Problem solved: Deep in an obscure online forum, years earlier, a woman from a far-away part of the world had posted the complicated sequence of button-pressing necessary to complete the task. 

“This is so routine for us that we don’t realize what a miracle it is,” said Lazer, professor of political science and of computer and information sciences at Northeastern University, while delivering the Cornell Center for Social Sciences’ Distinguished Lecture in the Social Sciences Oct. 24 in Statler Auditorium. “She had figured something out, and it spread to me. It was a kind of innovation, and that’s something that’s very special about today’s information ecosystem.” 

The innovation in this case helped Lazer, who is also co-director for the NULab for Texts, Maps and Networks. 

But there are growing concerns that the search engines and social media networks most people now rely upon for information are also tools for spreading misinformation and “fake news” that undermine democracies. 

“When we think of democracy, we should think about the structures of information,” Lazer said. “We need to think about building these systems for democracy.” 

Knowledge is a network phenomenon, Lazer said in his talk, “Democracy, Today: Fake News, Social Networks and Algorithms,” which was co-sponsored by the departments of Communication, Computer Science and Information Science. Much of what we know comes not from direct experience, he said, but from people and sources we trust. 

But our structures for acquiring and sharing knowledge, including about critical choices influencing elections and democracy, have changed dramatically over the past generation, Lazer said. 

Twentieth century media offered “artisanal curation,” he said. People such as reporters and editors acted as mediators of information they deemed accurate and important. 

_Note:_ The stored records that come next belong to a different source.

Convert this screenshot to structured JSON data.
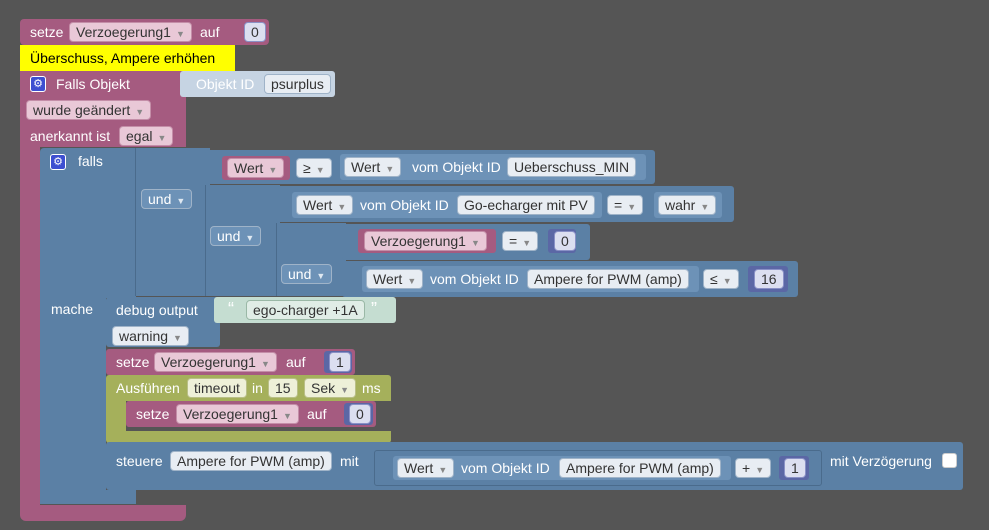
{
  "block1": {
    "verb": "setze",
    "var": "Verzoegerung1",
    "auf": "auf",
    "value": "0"
  },
  "comment": "Überschuss, Ampere erhöhen",
  "trigger": {
    "label": "Falls Objekt",
    "objid_label": "Objekt ID",
    "objid_value": "psurplus",
    "changed": "wurde geändert",
    "ack_label": "anerkannt ist",
    "ack_value": "egal"
  },
  "if": {
    "label": "falls",
    "cmp1": {
      "field": "Wert",
      "op": "≥",
      "rhs_field": "Wert",
      "rhs_label": "vom Objekt ID",
      "rhs_obj": "Ueberschuss_MIN"
    },
    "and1": "und",
    "cmp2": {
      "field": "Wert",
      "label": "vom Objekt ID",
      "obj": "Go-echarger mit PV",
      "op": "=",
      "value": "wahr"
    },
    "and2": "und",
    "cmp3": {
      "var": "Verzoegerung1",
      "op": "=",
      "value": "0"
    },
    "and3": "und",
    "cmp4": {
      "field": "Wert",
      "label": "vom Objekt ID",
      "obj": "Ampere for PWM (amp)",
      "op": "≤",
      "value": "16"
    },
    "do_label": "mache"
  },
  "debug": {
    "label": "debug output",
    "text": "ego-charger +1A",
    "level": "warning"
  },
  "set2": {
    "verb": "setze",
    "var": "Verzoegerung1",
    "auf": "auf",
    "value": "1"
  },
  "timeout": {
    "label": "Ausführen",
    "name": "timeout",
    "in": "in",
    "value": "15",
    "unit": "Sek",
    "ms": "ms"
  },
  "set3": {
    "verb": "setze",
    "var": "Verzoegerung1",
    "auf": "auf",
    "value": "0"
  },
  "control": {
    "label": "steuere",
    "obj": "Ampere for PWM (amp)",
    "mit": "mit",
    "field": "Wert",
    "vom": "vom Objekt ID",
    "obj2": "Ampere for PWM (amp)",
    "op": "+",
    "value": "1",
    "delay": "mit Verzögerung"
  }
}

Changing business models have shifted power to systems operated by the “meta-mediators” through which many now access news – search engines and social network news feeds. 

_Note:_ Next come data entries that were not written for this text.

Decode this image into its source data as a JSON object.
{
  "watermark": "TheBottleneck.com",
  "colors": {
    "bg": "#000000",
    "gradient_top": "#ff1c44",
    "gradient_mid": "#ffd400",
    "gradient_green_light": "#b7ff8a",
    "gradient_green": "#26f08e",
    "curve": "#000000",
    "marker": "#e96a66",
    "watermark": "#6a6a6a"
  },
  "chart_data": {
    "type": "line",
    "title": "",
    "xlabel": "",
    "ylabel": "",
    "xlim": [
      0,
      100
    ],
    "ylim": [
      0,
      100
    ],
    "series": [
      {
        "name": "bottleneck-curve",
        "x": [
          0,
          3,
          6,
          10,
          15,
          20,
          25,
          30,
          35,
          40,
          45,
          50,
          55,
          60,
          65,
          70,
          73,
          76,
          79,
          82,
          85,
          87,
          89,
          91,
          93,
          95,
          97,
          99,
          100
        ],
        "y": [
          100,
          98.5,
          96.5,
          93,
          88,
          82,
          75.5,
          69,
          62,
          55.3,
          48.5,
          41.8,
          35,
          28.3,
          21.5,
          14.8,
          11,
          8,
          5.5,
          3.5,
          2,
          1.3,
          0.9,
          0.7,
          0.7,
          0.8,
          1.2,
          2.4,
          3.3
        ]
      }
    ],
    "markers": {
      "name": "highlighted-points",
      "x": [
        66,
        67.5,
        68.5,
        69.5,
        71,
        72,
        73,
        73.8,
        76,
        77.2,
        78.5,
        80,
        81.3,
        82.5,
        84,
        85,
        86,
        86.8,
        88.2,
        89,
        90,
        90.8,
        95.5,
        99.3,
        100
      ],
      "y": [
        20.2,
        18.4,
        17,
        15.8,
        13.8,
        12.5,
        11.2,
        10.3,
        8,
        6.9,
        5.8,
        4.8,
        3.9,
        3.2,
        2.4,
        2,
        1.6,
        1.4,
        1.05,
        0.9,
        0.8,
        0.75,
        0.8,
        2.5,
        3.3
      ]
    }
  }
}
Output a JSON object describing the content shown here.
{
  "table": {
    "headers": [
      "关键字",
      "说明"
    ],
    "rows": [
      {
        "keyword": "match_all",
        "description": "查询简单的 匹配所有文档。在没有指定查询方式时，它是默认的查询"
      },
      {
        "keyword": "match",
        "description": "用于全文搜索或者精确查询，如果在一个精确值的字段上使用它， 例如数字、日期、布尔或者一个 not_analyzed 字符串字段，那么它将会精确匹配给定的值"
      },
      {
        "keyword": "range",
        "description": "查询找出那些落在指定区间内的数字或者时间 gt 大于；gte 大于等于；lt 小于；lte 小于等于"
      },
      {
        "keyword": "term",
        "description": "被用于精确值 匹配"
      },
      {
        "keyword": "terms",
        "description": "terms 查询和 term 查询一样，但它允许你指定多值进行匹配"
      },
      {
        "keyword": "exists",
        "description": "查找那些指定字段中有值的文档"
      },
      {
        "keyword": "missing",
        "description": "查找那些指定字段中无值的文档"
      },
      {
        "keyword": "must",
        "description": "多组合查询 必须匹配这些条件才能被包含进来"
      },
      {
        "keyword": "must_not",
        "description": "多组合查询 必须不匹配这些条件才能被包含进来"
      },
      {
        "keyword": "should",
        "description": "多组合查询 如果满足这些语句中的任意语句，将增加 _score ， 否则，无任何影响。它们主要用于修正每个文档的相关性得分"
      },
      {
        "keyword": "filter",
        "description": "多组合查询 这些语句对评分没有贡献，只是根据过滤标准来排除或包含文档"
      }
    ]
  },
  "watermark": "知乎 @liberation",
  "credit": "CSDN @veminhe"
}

The modern information ecosystem offers citizens vastly more choice, but lacks human curation, concentrates attention on a small number of sources that top search results or feeds, and is vulnerable to manipulation, Lazer said. 

One example: Google search results that failed to clearly debunk a myth that eating apricot seeds can combat cancer. (They actually can be lethal.) 

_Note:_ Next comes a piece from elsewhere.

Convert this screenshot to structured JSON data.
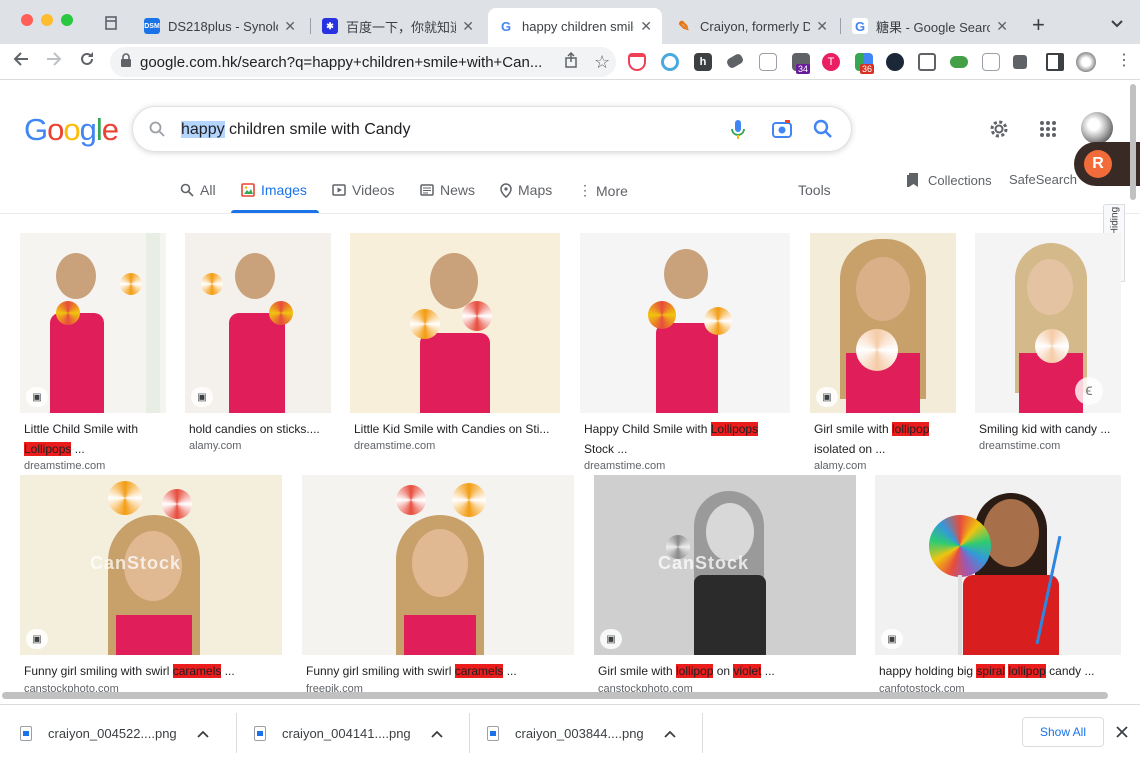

Ads prominently offered apricot seeds for sale. The top link led to a news story exposing the fallacy, but a large excerpt highlighted in the results was ambiguous. Crowd-sourced product reviews on Amazon.com and WebMD touted the seeds’ supposed benefits. Even a link to the National Institutes of Health’s website featured an article from a suspect publisher. 

“There clearly is vulnerability to our crowd-sourced systems and automated systems for information,” Lazer said. 

Despite that vulnerability, Lazer’s research into the spread of fake news on Twitter during the 2016 presidential election suggests it was less influential than some may think. 

Fake news accounted for about 5% of exposure to political news content, a “nontrivial amount,” Lazer said. But just 16 of the nearly 16,500 users analyzed accounted for 80% of that content’s spread. 

“Fake news isn’t really a broad, systemic problem on Twitter,” Lazer said. “It’s really a question of a very, very seedy but small neighborhood.” 

Lazer is more concerned, he said, about the impact of fake news and misinformation in developing countries with less robust information systems. 

As local media outlets struggle, Lazer suggested that modern universities “have increased burdens and duties to inform our democracy, to inform public discourse.” He pointed as a model to West Virginia University graduate students who exposed Volkswagen’s cheating on emissions tests. 

Meanwhile, he said, social media platforms should invest in more field research about their systems’ influence, and in understanding their impact in diverse cultures around the world. He said calls for regulatory intervention to break up companies like Facebook “may actually reduce their capacities” to stem misinformation. 

“A lot [have] realized belatedly they’re in the democracy business,” he said. “Better late than never.”